I will admit that it’s not meant to be quite this shape, but more of a flat spiral that fits into a sort of large Camembert type box. I am, however, chalking my superduper spiral explosion down to my recent bready endeavors and the fact that I have evidently got just too good at the yeasty thing for my own good. I’m off to continue patting myself on the back...you go and make this, the running thing is not a mandatory part of the recipe, in fact, I’d advise against it. With Love and Cake.


A few notes:
  • While it is true that from start to finish this recipe takes a good while, you are not involved very much at all, so don't be intimidated by all the restings and risings.
  • You can add fillings when you do the rolling out and brushing with butter. A sprinkling of sugar would be nice, maybe some cinnamon or a ground almond fondant.
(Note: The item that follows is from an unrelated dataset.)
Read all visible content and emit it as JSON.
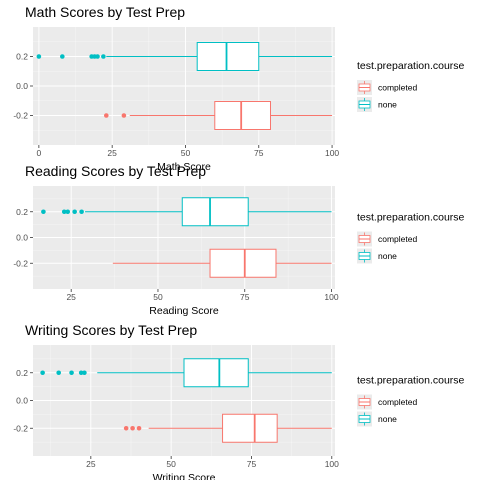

This is the most traditional version though.

Makes one big one
You will need

A large baking sheet,lined

1.5 tsp dried yeast
150ml milk, warmed 
375g strong white bread flour
pinch salt
90g caster sugar
2 eggs
1 tbsp olive oil, plus extra 
a good knob of melted butter, plus extra for glazing
icing sugar

  • First little job....mix together the yeast and milk and set aside.
  • In a nice large bowl combine the flour, salt and sugar.
  • Make a well in the centre of the four and add the eggs and olive and whisk together, starting to incorporate into the flour.
  • Add the milk and yeast mixture to the flour and mix everything to a sticky dough.
  • Turn the dough out onto a well floured surface and have lots more flour handy so you can keep flouring the surface and your hands; it's a very sticky and wet dough at this stage.
  • Knead until the dough has become stretchy and shiny.
  • Oil the bowl that you mixed the dough in, pop the dough back in it, oil the top of the dough, cover with a tea towel and set aside in a cosy place for around 1 hour.
  • Roll the dough out on a well floured surface to a large rectangle and just a few millimetres thickness.
  • Brush all over with melted butter and roll up, starting from one of the longer edges, like you would roll up a poster.
  • Leave the dough to rise in its sausage shape for at least another hour, or more if you've got the time.
  • Coil the dough up into a spiral and transfer to your baking sheet, leaving it alone for one last hour.
  • Preheat the oven to 190°c.
  • Bake the ensiamada for 30-40 minutes, until puffed up and golden.
  • As soon as it's out of the oven, brush all over with melted butter and sprinkle over lots of icing sugar  through a sieve.
  • Eat with coffee or hot chocolate and feel like a hero.